A incapacidade para reconhecer a realidade é mal que atinge, inclusive, o exercício da cidadania. A cidadania, para ser qualificada, precisa ser capaz de agir proativamente na constituição de um tecido humanitário forte. Essas iniciativas reúnem os méritos mais importantes, pois revelam adequada compreensão sobre o sentido da vida, que precisa ser respeitada em todas as etapas, promovida sempre – um dever cidadão. Assim, embora importante, não basta à sociedade identificar os responsáveis pelos descompassos sociais e humanitários. Urgente é fazer do tecido sociocultural uma plataforma que garanta novos rumos para a sociedade, com menos privilégios e discriminações, mais civilizada, justa e igualitária, com mais respeito a todos. Nesse caminho, conta a dedicação de cada um para não se deixar cair na irrelevância por falta de sentido humanitário. Sem esse sentido, oportunidades são perdidas para lógicas que buscam simplesmente garantir privilégios de oligarquias, de grupos que buscam resguardar apenas os próprios interesses, desconsiderando o bem da grande maioria.
A sociedade brasileira está desafiada a encontrar, com velocidade, respostas para deixar o “mapa da fome”. Um passo importante é cada pessoa buscar ser relevante. Isto não significa ambicionar ser notável, de modo mesquinho, ostentando bens ou outras situações que revelam apenas um anseio por autopromoção. É preciso conseguir a superação da mediocridade que se patenteia na pequenez de sentimentos, revelando uma incapacidade para alcançar equilíbrio. O risco de não ser relevante é grande, especialmente, quando o conjunto das próprias aptidões é investido egoisticamente apenas em proveito próprio, como afirmação de poder pessoal, com insensibilidade à realidade dos mais fragilizados e excluídos.

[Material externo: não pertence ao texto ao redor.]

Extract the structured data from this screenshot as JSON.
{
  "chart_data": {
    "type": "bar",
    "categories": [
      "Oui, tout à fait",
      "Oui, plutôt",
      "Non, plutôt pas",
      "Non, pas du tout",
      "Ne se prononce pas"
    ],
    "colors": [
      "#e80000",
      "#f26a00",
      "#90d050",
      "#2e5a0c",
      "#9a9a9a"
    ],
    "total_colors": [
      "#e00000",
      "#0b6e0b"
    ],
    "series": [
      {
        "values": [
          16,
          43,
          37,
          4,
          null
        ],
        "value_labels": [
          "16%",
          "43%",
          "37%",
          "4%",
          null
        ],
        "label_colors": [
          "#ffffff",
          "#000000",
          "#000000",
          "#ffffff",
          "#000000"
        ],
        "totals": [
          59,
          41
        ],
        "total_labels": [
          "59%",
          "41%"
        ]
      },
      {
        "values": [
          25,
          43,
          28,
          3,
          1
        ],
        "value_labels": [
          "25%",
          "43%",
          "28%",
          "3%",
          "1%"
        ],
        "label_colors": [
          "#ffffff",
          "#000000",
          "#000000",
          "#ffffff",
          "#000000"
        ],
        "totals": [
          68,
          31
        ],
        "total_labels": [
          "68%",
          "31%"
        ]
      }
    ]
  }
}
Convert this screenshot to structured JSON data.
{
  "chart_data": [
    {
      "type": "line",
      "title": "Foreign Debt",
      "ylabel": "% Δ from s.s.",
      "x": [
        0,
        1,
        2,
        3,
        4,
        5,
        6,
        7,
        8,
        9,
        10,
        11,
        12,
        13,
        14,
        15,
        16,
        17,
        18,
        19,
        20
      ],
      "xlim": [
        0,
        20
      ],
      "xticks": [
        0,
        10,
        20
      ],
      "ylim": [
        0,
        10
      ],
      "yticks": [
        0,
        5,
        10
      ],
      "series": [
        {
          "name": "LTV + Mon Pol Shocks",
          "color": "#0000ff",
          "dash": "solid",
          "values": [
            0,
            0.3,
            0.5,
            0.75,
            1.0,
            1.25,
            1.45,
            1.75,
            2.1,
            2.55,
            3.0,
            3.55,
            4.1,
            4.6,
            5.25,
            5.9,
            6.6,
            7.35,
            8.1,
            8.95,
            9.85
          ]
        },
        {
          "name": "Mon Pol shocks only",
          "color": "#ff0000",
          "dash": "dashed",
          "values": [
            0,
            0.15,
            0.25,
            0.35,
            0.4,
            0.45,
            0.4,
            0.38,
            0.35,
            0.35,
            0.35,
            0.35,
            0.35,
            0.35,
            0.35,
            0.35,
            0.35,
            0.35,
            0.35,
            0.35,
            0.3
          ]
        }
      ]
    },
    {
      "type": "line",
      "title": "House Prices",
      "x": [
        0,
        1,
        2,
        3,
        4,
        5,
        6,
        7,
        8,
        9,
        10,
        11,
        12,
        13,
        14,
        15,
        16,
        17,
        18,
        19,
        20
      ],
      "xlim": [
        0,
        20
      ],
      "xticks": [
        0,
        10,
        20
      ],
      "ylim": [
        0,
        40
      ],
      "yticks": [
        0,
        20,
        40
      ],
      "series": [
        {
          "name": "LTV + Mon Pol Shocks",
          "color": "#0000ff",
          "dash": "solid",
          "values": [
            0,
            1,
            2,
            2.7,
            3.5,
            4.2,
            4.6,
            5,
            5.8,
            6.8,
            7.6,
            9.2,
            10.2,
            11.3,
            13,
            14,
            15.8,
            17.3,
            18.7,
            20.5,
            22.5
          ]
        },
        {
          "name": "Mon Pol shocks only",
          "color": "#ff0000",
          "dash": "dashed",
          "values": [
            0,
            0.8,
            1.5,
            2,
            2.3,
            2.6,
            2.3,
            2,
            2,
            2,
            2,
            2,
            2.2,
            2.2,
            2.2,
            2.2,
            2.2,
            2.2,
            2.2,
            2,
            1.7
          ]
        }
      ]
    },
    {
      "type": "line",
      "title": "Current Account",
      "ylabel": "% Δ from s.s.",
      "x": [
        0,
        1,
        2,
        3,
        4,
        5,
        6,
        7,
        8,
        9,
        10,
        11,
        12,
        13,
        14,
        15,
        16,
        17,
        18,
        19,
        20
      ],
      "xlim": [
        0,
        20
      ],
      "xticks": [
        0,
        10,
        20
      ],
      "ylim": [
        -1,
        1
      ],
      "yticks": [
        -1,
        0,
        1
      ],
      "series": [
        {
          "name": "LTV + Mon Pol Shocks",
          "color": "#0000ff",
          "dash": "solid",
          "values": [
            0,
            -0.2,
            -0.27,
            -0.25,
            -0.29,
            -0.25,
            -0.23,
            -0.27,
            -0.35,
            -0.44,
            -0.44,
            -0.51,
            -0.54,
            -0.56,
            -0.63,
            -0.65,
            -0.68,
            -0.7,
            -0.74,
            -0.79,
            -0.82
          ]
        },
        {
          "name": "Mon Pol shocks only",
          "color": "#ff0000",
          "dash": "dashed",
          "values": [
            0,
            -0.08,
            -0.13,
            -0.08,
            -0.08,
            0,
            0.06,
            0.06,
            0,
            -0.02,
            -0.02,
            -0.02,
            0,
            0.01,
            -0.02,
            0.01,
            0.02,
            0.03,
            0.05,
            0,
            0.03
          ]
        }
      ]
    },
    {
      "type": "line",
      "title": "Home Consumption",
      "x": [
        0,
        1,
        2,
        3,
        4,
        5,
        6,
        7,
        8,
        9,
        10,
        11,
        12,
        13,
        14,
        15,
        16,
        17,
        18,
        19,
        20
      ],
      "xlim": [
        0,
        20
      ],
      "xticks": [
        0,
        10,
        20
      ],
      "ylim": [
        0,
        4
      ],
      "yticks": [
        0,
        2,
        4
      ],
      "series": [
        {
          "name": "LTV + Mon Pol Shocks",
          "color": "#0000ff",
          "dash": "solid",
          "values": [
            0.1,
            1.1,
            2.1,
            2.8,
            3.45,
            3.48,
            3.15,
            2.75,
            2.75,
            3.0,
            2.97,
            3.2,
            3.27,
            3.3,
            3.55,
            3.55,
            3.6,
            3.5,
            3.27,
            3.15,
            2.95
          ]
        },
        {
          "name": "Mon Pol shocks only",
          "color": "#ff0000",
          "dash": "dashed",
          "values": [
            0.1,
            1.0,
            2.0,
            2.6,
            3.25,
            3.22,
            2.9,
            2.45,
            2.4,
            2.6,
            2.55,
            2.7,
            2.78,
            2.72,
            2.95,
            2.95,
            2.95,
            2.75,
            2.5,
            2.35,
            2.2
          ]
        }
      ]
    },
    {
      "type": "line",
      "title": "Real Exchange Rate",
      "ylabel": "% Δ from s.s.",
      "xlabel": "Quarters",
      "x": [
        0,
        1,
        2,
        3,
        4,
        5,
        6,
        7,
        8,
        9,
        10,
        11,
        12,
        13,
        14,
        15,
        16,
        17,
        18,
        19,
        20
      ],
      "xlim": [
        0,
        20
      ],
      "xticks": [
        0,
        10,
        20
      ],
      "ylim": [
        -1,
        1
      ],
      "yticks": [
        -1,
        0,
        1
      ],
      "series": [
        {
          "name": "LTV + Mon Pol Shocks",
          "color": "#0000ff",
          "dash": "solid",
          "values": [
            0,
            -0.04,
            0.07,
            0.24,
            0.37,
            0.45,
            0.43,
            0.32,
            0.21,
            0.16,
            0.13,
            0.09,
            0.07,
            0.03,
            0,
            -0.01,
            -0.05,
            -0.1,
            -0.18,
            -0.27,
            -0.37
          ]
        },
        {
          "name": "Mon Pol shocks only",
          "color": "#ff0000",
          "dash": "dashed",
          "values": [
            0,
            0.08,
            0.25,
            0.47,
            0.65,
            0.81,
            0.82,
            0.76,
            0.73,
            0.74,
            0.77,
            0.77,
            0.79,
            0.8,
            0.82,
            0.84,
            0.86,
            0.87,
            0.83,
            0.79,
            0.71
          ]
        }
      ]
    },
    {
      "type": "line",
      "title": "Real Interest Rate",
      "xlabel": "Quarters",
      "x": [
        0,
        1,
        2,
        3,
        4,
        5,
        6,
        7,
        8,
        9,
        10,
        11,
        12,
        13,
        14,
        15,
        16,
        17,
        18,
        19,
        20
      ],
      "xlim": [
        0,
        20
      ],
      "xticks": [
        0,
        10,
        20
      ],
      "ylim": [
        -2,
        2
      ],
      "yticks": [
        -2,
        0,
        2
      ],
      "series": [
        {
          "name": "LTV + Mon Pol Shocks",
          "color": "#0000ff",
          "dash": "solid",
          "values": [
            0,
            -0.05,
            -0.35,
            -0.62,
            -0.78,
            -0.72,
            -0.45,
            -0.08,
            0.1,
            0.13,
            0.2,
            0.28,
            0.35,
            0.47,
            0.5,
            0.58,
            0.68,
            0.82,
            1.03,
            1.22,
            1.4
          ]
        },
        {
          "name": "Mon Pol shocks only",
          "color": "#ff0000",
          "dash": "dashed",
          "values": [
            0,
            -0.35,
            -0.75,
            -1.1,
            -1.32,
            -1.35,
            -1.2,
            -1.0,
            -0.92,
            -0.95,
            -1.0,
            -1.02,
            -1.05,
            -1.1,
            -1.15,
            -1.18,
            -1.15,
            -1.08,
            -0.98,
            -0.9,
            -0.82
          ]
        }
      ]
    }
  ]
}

A fé cristã, com seus ensinamentos preciosos, aponta um caminho para se alcançar relevância: para além da própria glória e da necessidade de ser incensado, agir com humildade e querer sempre, inclusive para adversários, o melhor. O momento atual aponta a necessidade de se buscar o bem de todos, especialmente, dos pobres. A relevância que conta é aquela que se configura na competência humanística. Outras direções e considerações podem ser a precipitação inglória no abismo da mediocridade. É hora de investir para se conquistar relevância pessoal e coletiva, a partir de atuação humanística, para reverter cenários variados de degradação. Trata-se de caminho que leva a relevâncias e méritos, alcançados com a contribuição de todos por todos.